Junkyard Engineering: The Wildest DIY E-Bike Builds of 2026

Junkyard Engineering: The Wildest DIY E-Bike Builds of 2026

There’s something deeply satisfying about building transportation from stuff other people threw away.

While mainstream e-bike manufacturers fight over who can make the lightest carbon frame or the sleekest integrated battery, a parallel universe of builders is out there welding together scrap metal, salvaged go-kart frames, and dreams. And honestly? Their creations are way more interesting.

The Cybertruck That Fits in a Bike Lane

A Reddit user recently posted their four-year project to the r/ebikes community, and it stopped me mid-scroll. Their creation—built from approximately 75% junkyard materials—looks like what would happen if a Cybertruck and a TerraTrike had a baby and raised it in a mad scientist’s garage.

The parts list reads like a scavenger hunt:

  • TerraTrike Rover base
  • Go-kart frame sections
  • Random scrap metal
  • Riveted aluminum sheets
  • Custom battery pack

The result? 35 miles of range, a 25 mph top speed, and an aesthetic that had one Redditor commenting “Cooler than a Cybertruck.”

When asked about its legal status, the builder had the most perfect response: “Cops weren’t sure about its legality either, but I never got a ticket.”

That’s the DIY e-bike experience in a nutshell. You’re operating in a gray zone where the rules haven’t caught up to what’s possible when you combine determination, a welder, and zero regard for what a vehicle is “supposed” to look like.

The Marble Dispenser Defense System (Yes, Really)

If you thought the junkyard Cybertruck was peak chaos, another builder went in an entirely different direction—spending four years transforming an e-bike into something that looks like it rolled out of a post-apocalyptic video game.

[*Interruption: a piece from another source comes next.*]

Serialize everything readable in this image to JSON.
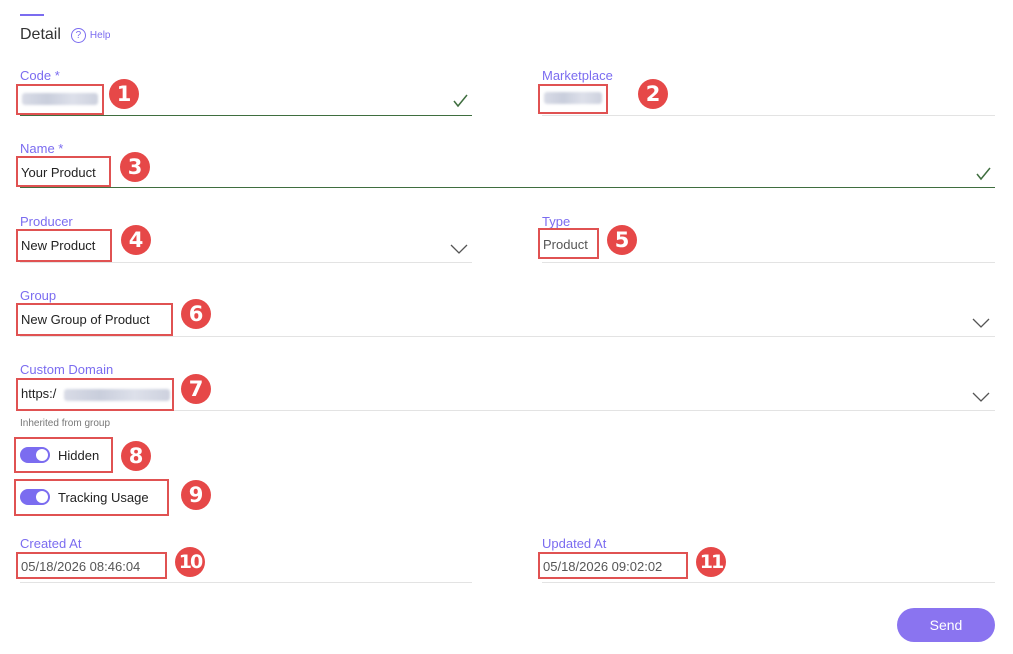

The highlight feature? A “flares countermeasure module”—three tanks filled with marbles designed to deter anyone trying to chase them down.

The builder admits the extreme modifications make it “basically unusable for transportation,” which raises the question: at what point does a bike stop being transportation and start being art?

Reddit users compared it to “the bike version of Adam Smasher” (for you Cyberpunk fans), and one commenter accurately noted that “the mods probably cost 5x more than the bike itself.”

But that’s not the point, is it? Some projects aren’t about efficiency. They’re about seeing how far you can push an idea.

Endless Sphere: Where the Real Builds Happen

For those who want to go deep down the DIY rabbit hole, Endless Sphere remains the holy grail. This forum has been the gathering place for electric vehicle builders since before e-bikes were mainstream, and it shows.

The build threads section is basically a graduate program in applied electrical engineering, featuring:

  • Full suspension monster builds with 3000W+ motors
  • Custom 52V and 60V battery packs using salvaged cells
  • Conversions of bikes that were never designed to be electrified
  • Debates about 6061-T6 aluminum that get surprisingly heated

What makes Endless Sphere special is the institutional knowledge. These aren’t influencers building bikes for content—they’re engineers, mechanics, and obsessives who’ve been iterating on designs for years. When someone posts about frame stress with high-power kits, the responses come from people who’ve actually cracked frames and learned from it.

Why DIY Builds Matter (Beyond the Cool Factor)

Here’s the thing about DIY e-bikes: they’re not just fun projects. They represent a different philosophy about transportation.

When you buy a consumer e-bike, you’re locked into whatever the manufacturer decided was important. When you build your own, you optimize for exactly what you need. Longer range? Bigger battery. More torque for hills? Different motor. Need to carry cargo? Weld on a platform.

And the cost difference is real. A decent conversion kit plus a quality battery runs $400-$1,000. Compare that to factory e-bikes starting around $1,500 and regularly exceeding $2,500 for anything with decent specs.

The tradeoff is time, skill, and the acceptance that you’re probably going to make mistakes. But those mistakes are how you learn. And there’s something to be said for understanding exactly what makes your vehicle move.

The Future is Weird

While some states are busy trying to regulate e-bikes into oblivion—registration requirements, insurance mandates, treating them like motorcycles—the DIY community keeps pushing boundaries.

They’re building junkyard Cybertrucks. They’re installing marble defense systems. They’re creating machines that make cops scratch their heads and say “I honestly don’t know if this is legal.”

And that’s exactly the energy the e-bike world needs. Not another sleek marketing campaign for another $3,000 lifestyle accessory. Just people with tools, time, and a vision for what personal transportation could look like when you stop following the rules.

Have you built something weird? The r/ebikes community wants to see it. And honestly, so do I.